Among highly indebted European countries, Cyprus is most exposed to credit risks related to high household debt because it has a small economy, weak banking sector, and very high public and private debt levels, Moody’s Investors Service said in a report on Tuesday.
“Cyprus’ sovereign credit profile is the most exposed of all the highly indebted European sovereigns to risks linked to high household debt,” said Sarah Carlson, a Moody’s Senior Vice President and co-author of the report. “Elsewhere in Europe, financial assets such as savings, insurance and pensions, as well as generous social safety nets, protect sovereigns against the risks stemming from high household debt.”

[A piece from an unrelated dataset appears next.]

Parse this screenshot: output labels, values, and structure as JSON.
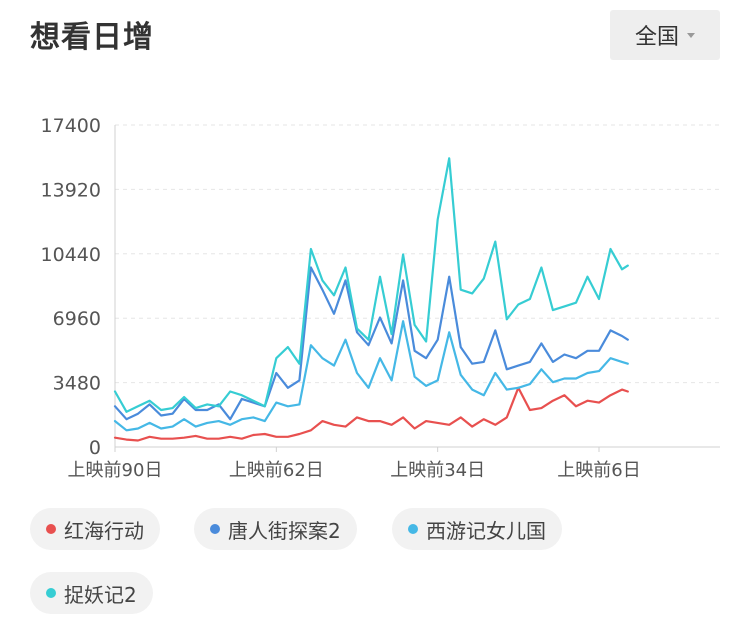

The report, “Sovereigns — Europe: Elevated household debt amplifies other economic vulnerabilities for highly indebted sovereigns” said for most European countries, the increase in private debt ratios peaked around 2008 before starting a downward trend, especially in post-crisis countries such as Ireland, Spain, Portugal, and Iceland.
This deleveraging was accompanied by an increase in public debt burden, with the exception of Iceland, where government debt declined substantially.
Cyprus is notable for not having seen a decline in household debt, where levels grew by 21 per cent of income between 2007 and 2017 from an already high starting point.
The island also has a number of unique market characteristics that heighten the risks posed by high debt, according to Moody’s.
Consumer loans account for almost half of outstanding household debt; close to 100 per cent of Cypriot mortgages are floating rate and the country has an already weak shock-absorption capacity. In addition, Cyprus’s economy is smaller and less diversified and its growth is much more volatile.